Since Google+ launched for businesses a few weeks ago, there’s been a breathless rush of articles, blog posts, videos and how-tos on this new feature. Certainly, Google’s entry into the social networking field seems to provide yet another opportunity for brands and companies to engage with consumers.
Yet in this first wave of Google+ business page launches, I haven’t seen significant differences between its offerings and those of Facebook – at least, not enough to justify the switching cost for brands and consumers. There are also some frustrating administrative obstacles in this beta stage. You can only have one administrator per page, making it hard to share admin duties between co-workers and colleagues. Nor can you secure a vanity URL (as in, plus.google/CuratorPR).
The caveat to both of these concerns is “yet” – I am confident that Google will adjust to business needs. Nevertheless, I am still waiting to see what Google+ will ultimately provide that can’t be found through another platform or channel. Right now, it’s hard for me to disagree with “the third sock” description – if you have two feet, why do you need a third sock? In other words, if all your online needs are being met by other tools, you aren’t likely to use a clone of an existing platform. (HT to Kristy Bolsinger for the analogy).

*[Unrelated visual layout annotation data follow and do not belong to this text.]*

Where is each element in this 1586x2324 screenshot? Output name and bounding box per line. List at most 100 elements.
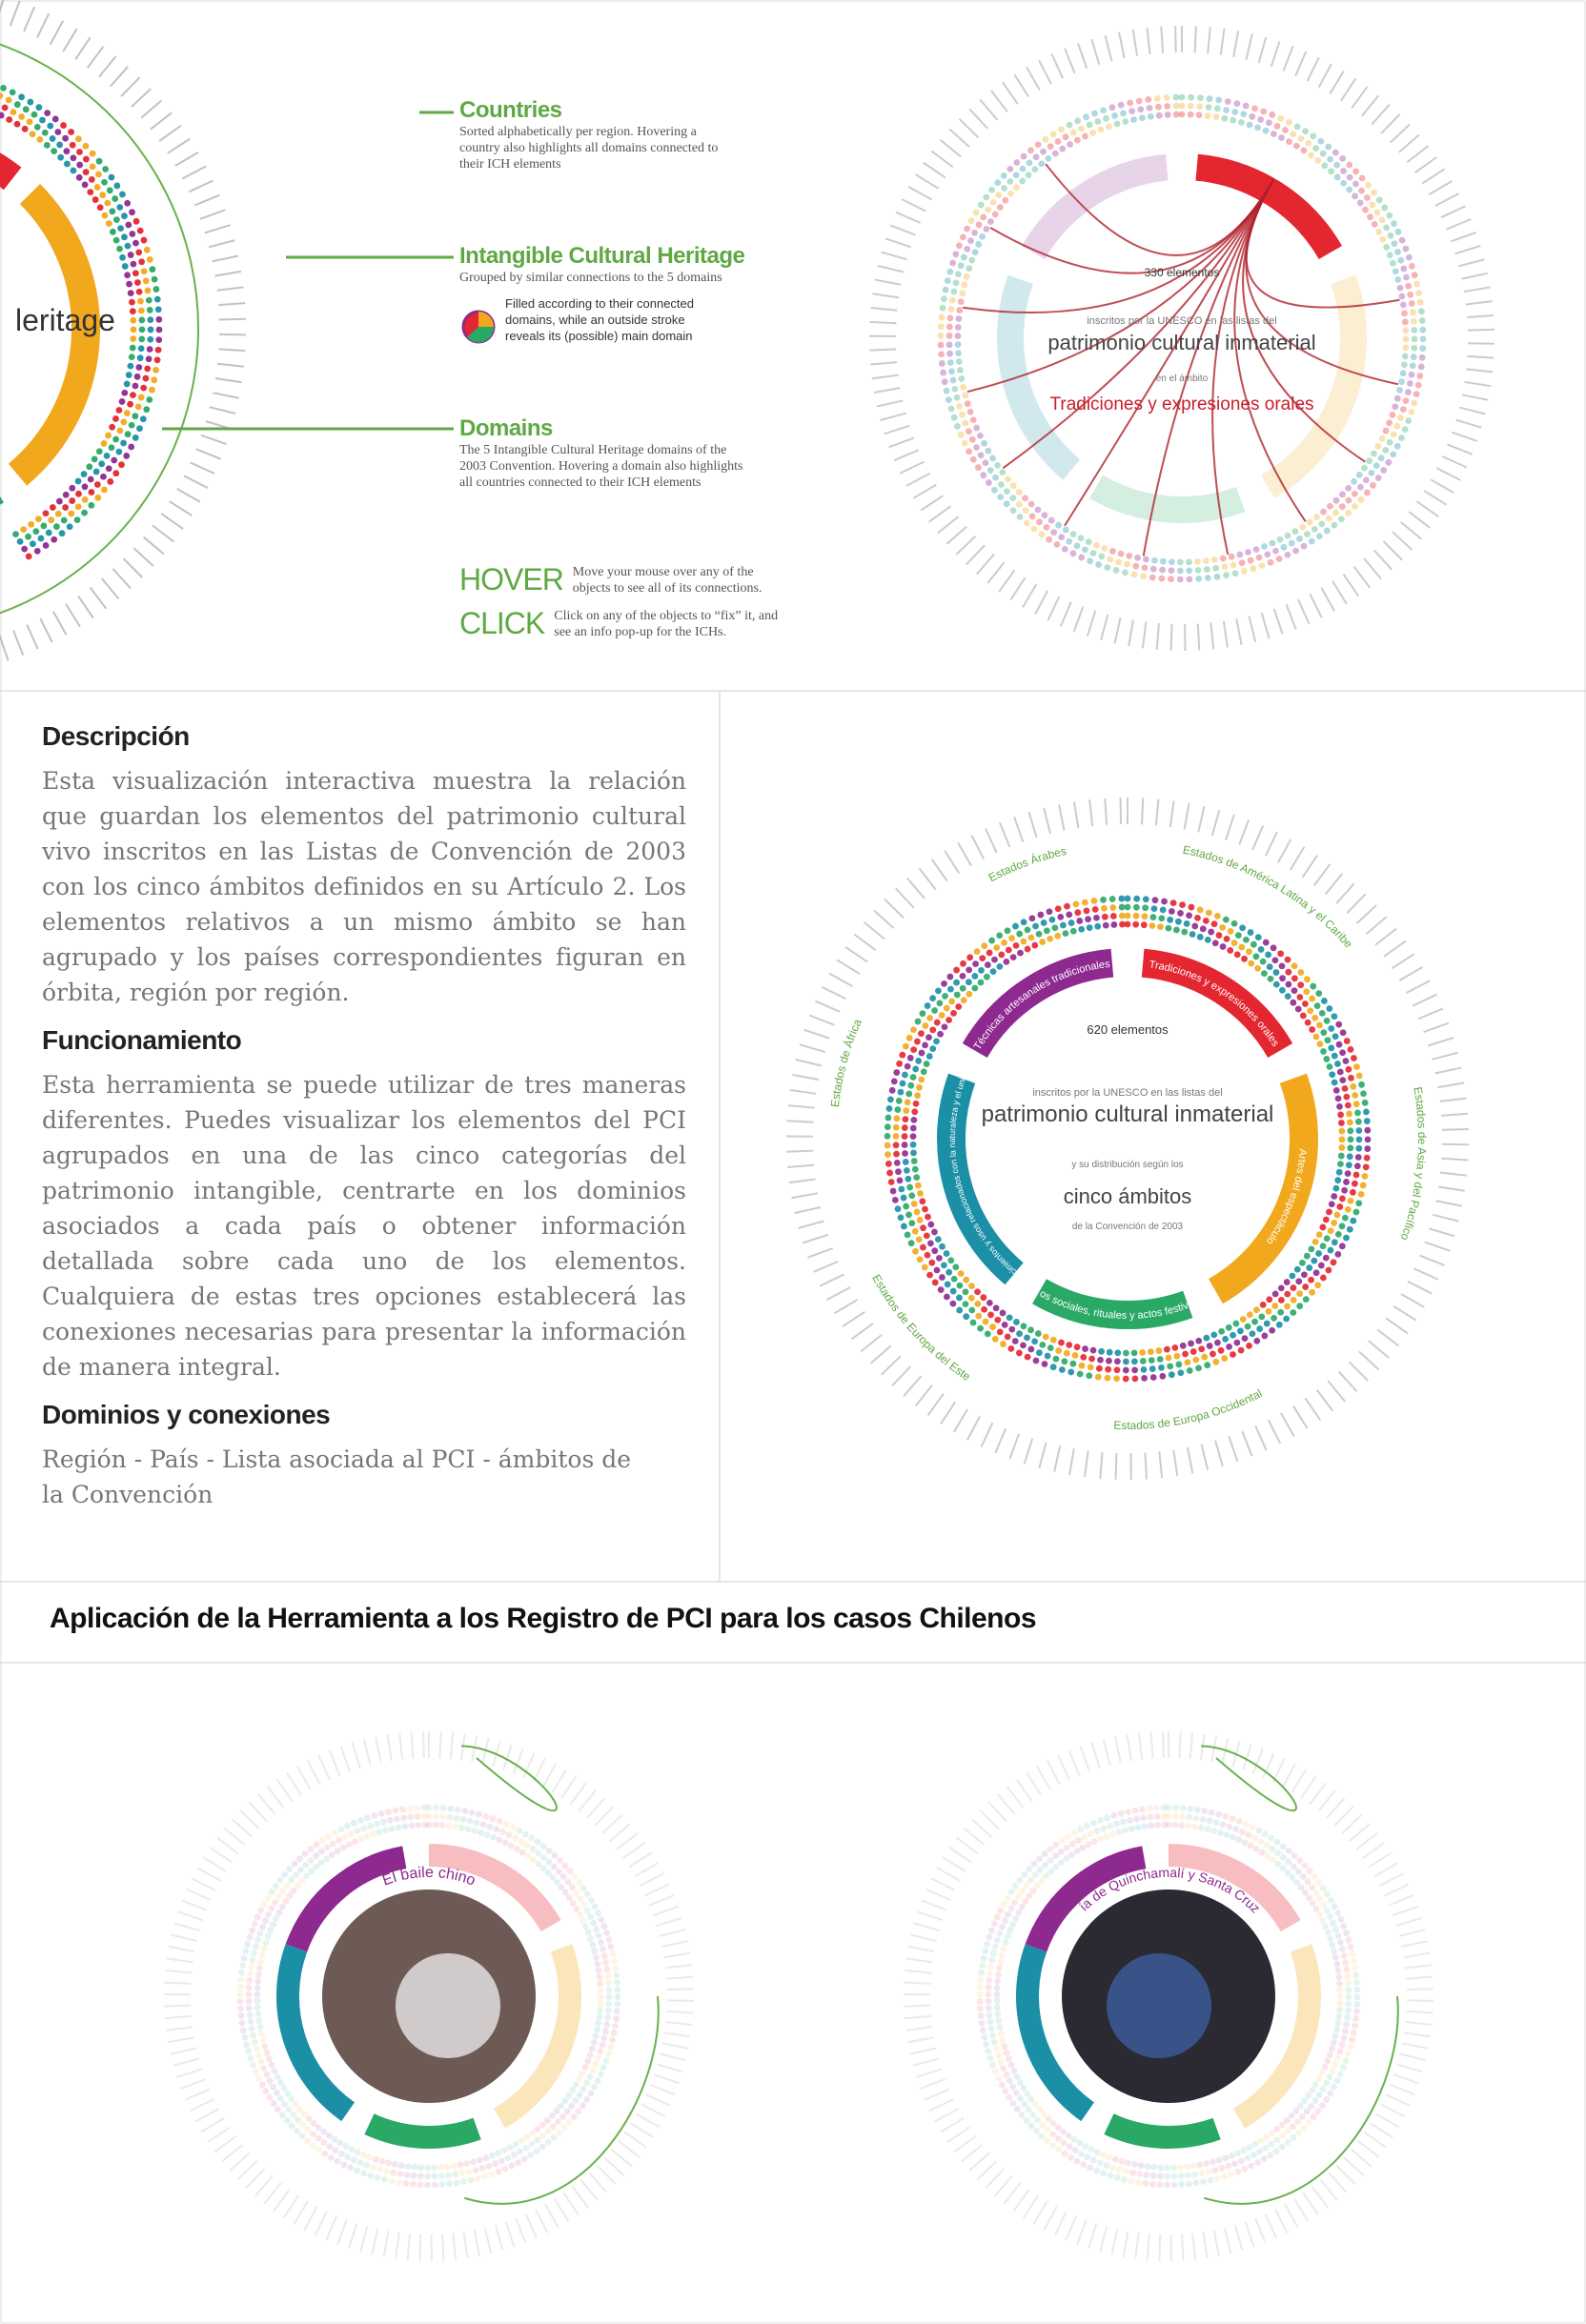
ich-dot: [50, 504, 56, 511]
ich-dot: [937, 1031, 944, 1038]
ich-dot: [1053, 1864, 1060, 1870]
ich-dot: [389, 1826, 396, 1832]
ich-dot: [966, 954, 973, 960]
ich-dot: [1332, 1013, 1338, 1020]
ich-dot: [970, 456, 977, 463]
ich-dot: [971, 230, 978, 236]
ich-dot: [1391, 220, 1397, 227]
country-label: [1009, 1434, 1019, 1459]
ich-dot: [903, 1159, 909, 1165]
ich-dot: [1001, 2043, 1007, 2050]
country-label: [412, 1732, 414, 1759]
ich-dot: [129, 209, 135, 215]
country-label: [664, 1953, 691, 1958]
ich-dot: [1234, 2150, 1241, 2156]
ich-dot: [1010, 954, 1017, 960]
ich-dot: [458, 1825, 465, 1831]
ich-dot: [1261, 970, 1268, 977]
country-label: [964, 1829, 985, 1846]
country-label: [485, 2228, 492, 2253]
ich-dot: [465, 1826, 472, 1832]
country-label: [210, 407, 235, 414]
ich-dot: [961, 997, 967, 1003]
ich-dot: [107, 187, 113, 193]
legend-title: Countries: [459, 97, 736, 124]
ich-dot: [896, 1098, 903, 1104]
ich-dot: [1280, 1865, 1287, 1871]
country-label: [1341, 78, 1356, 100]
ich-dot: [1037, 1867, 1044, 1873]
ich-dot: [568, 2103, 575, 2110]
ich-dot: [1284, 1279, 1291, 1285]
ich-dot: [604, 2014, 611, 2021]
ich-dot: [1364, 1155, 1371, 1162]
country-label: [152, 526, 173, 542]
ich-dot: [1284, 2117, 1291, 2124]
ich-dot: [539, 2132, 546, 2139]
ich-dot: [1169, 558, 1175, 565]
ich-dot: [1348, 1046, 1354, 1053]
country-label: [969, 109, 987, 129]
ich-dot: [1172, 1805, 1179, 1811]
ich-dot: [958, 432, 965, 438]
ich-dot: [275, 1893, 282, 1900]
ich-dot: [1381, 205, 1388, 212]
ich-dot: [139, 327, 146, 333]
ich-dot: [135, 249, 142, 255]
country-label: [1339, 1371, 1357, 1391]
country-label: [1406, 1977, 1433, 1979]
ich-dot: [1131, 2161, 1138, 2168]
ich-dot: [1285, 981, 1291, 988]
ich-dot: [1033, 153, 1040, 160]
ich-dot: [1271, 1315, 1277, 1322]
ich-dot: [1064, 1845, 1070, 1851]
ich-dot: [1002, 2088, 1008, 2094]
country-label: [1275, 2210, 1288, 2233]
ich-dot: [1224, 1831, 1230, 1838]
ich-dot: [123, 453, 130, 459]
ich-dot: [1185, 1823, 1191, 1829]
ich-dot: [615, 1993, 621, 2000]
ich-dot: [1286, 138, 1292, 145]
country-label: [913, 2059, 939, 2066]
ich-dot: [1411, 345, 1417, 352]
ich-dot: [559, 2113, 566, 2120]
ich-dot: [260, 2065, 267, 2071]
ich-dot: [1095, 561, 1102, 568]
ich-dot: [1184, 1359, 1190, 1365]
country-label: [451, 1732, 454, 1759]
ich-dot: [1223, 572, 1230, 578]
ich-dot: [1324, 1235, 1331, 1242]
ich-dot: [116, 428, 123, 434]
ich-dot: [1403, 246, 1410, 253]
ich-dot: [1131, 572, 1138, 578]
ich-dot: [603, 1930, 610, 1936]
country-label: [908, 1947, 935, 1951]
ich-dot: [109, 174, 115, 181]
country-label: [884, 426, 910, 434]
ich-dot: [1141, 921, 1148, 928]
ich-dot: [908, 1220, 915, 1226]
ich-dot: [1217, 1829, 1224, 1836]
ich-dot: [1315, 2075, 1322, 2082]
ich-dot: [279, 1888, 286, 1894]
ich-dot: [1187, 1806, 1193, 1812]
ich-dot: [34, 124, 41, 131]
country-label: [423, 1731, 424, 1758]
country-label: [815, 1001, 840, 1012]
ich-dot: [1324, 1908, 1331, 1914]
ich-dot: [1335, 1231, 1342, 1238]
ich-dot: [1294, 1266, 1301, 1273]
ich-dot: [1323, 2080, 1330, 2087]
ich-dot: [75, 491, 82, 497]
ich-dot: [1070, 550, 1077, 556]
country-label: [178, 1911, 204, 1920]
ich-dot: [138, 308, 145, 314]
country-label: [1435, 1201, 1461, 1206]
ich-dot: [452, 1824, 458, 1830]
ich-dot: [116, 204, 123, 211]
ich-dot: [982, 1948, 988, 1954]
ich-dot: [1262, 1831, 1269, 1838]
ich-dot: [396, 1824, 402, 1830]
country-label: [143, 537, 163, 555]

That’s not to say there aren’t features of Google+ that are fascinating and potentially disruptive for social networking. Here are five I’d put my money on right now:
-Hangouts. A genius solution for videoconferencing and customer service. Media outlets like the New York Times have already used this feature to chat with readers. We’re already brainstorming ways to connect our clients with members of the media through a Hangout, such as a video chat to show the features of a product.
-Ripples. I’ll just quote directly from Google here: “Ripples let you see your posts spread across Google+, who’s sharing and resharing your content, and whose opinions matter. Use it to identify influencers and add them to a circle, or see how communities are formed around your content.” What business wouldn’t want to be able to track their message to that extent?
-Search. Google+ features are already being incorporated into search results. For example, the +1s that Google+ users give your page, links or content contribute to search rankings and appear in results. Also, I have to think a search engine is going to index its own product more quickly than the competition’s product…
-Direct Connect. Eventually, if you add + before a brand name, it will take you right to that brand’s Google+ page (it is not set up for all pages yet, however). This is another way to make finding your brand’s page incredibly easy – much more so than Facebook.
-Circles. You can start sorting customers/clients (those who follow you) into circles and target posts at each group. Members of the media would get one update, while investors might get another. If one of the big challenges of Facebook is cutting through the noise, this ability to segment can help followers know what to pay attention to.
All these features provide the opportunity to do more than what’s currently available on other social networking platforms. I’m looking forward to seeing how brands take advantage of that opportunity – and if users and consumers will see value in engaging on Google+.